I've tried running Llamafile on my Lenovo Legion Pro 5 laptop with 8GB VRAM, but it has a dashboard that shows the GPU and CPU utilisation in real time, and almost all the processing is done on the CPU. Is there a way to shift the processing to the GPU like using gpt-fast?
Pretty much any modern machine will do you fine for ~5 tokens/s on a 7B (small end) model like Mistral-7B or llama2-chat-7B (or any of their respective fine-tunes). The computer you already have can probably do this.
It can run on CPU cores if you have enough RAM for the model. It feels like you have time warped back to the early 1990's and are talking to someone on a BBS (AKA the words appear slowly), but it is entirely functional if you have 32+GB of RAM.
For reference: I run 7B 5bit quantized models on a ryzen 7 5700G with 64Gb at 8 tokens/second CPU only.

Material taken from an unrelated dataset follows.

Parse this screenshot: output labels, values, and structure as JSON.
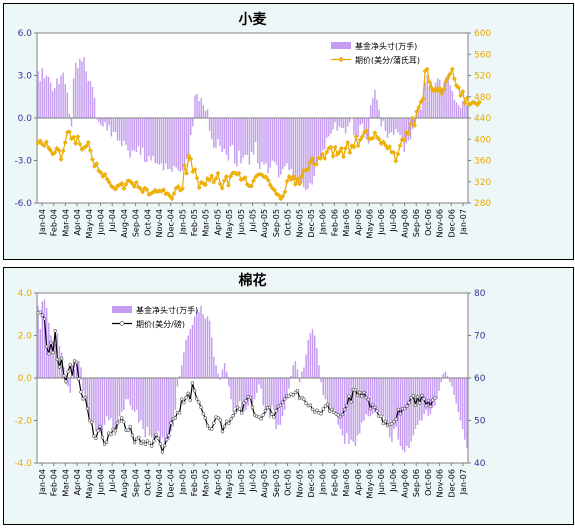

It's not close to what you can get with a high end graphics card but for every day use it is alright and has headroom for bigger models. Upgrading CPU, RAM and Mainboard in a 10+year old PC cost me just 400€
I haven't tested, but I suspect you might be able to get good CPU inference on this mini pc: https://www.aliexpress.com/item/1005005825981362.html. It costs ~$800 in the maxed configuration with 64GB RAM clocked at 5600Mhz
It would be nice if input could be taken from a command line argument or better yet, stdin so that it is fully scriptable.
ollama has a way to do this and lets you play with a bunch of models without being very smart (just do ollama pull <model-name> and it downloads a model and makes it available to ollama run/ollama serve).
It's not the best way. It's a really cool and technically interesting way. But embedding the model with the executable is terrible for anything beyond a demo. The best way would be just running llama.cpp (what llamafile uses) and loading external models. I get that compiling is too difficult for some people and llamafiles are great for them. Maybe even the best for them.
But it's far from best for people that actually want to explore LLM and play.
Or you can download LM Studio or oobabooga and execute any model compiled to GGUF format, and also models in a wide variety of formats that aren't GGUF.
From what I've read llamafile can also load other models if you pass a flag with a path to them. There's also LM Studio for anyone who'd like to play with a ChatGPT-like GUI.
If you have 8GB you can play around with heavily quantized 7B models, or up to moderately quantized 13GB models w/ 16GB.
Something like a Mistral-7B Dolphin finetune actually is surprisingly useful, like GPT-3.5 in some respects. I imagine it would render ~10 tok/sec on an M2 for at least short bursts until throttling sets in.
As I mentioned in another post, try this out with LM Studio. Super simple GUI that even a non-tech person could probably figure out for finding/downloading/loading models w/ a ChatGPT like interface for chatting.
Is there any reason to run this if you already have LM Studio installed?
Which LLM to download for general questions/info that has good accuracy?
Separately, I couldn’t figure out how to use the NVIDIA GPU with LM Studio. Only wants to use the Intel card. I use NVIDIA with Diffusion with no problems if that makes any difference.
Without knowing what you consider to be of worth, that's difficult to answer.
The good news is that the article describes in detail how to determine for yourself if it's worth it. The author uses an M2 as well, so you can at least know it'll likely work.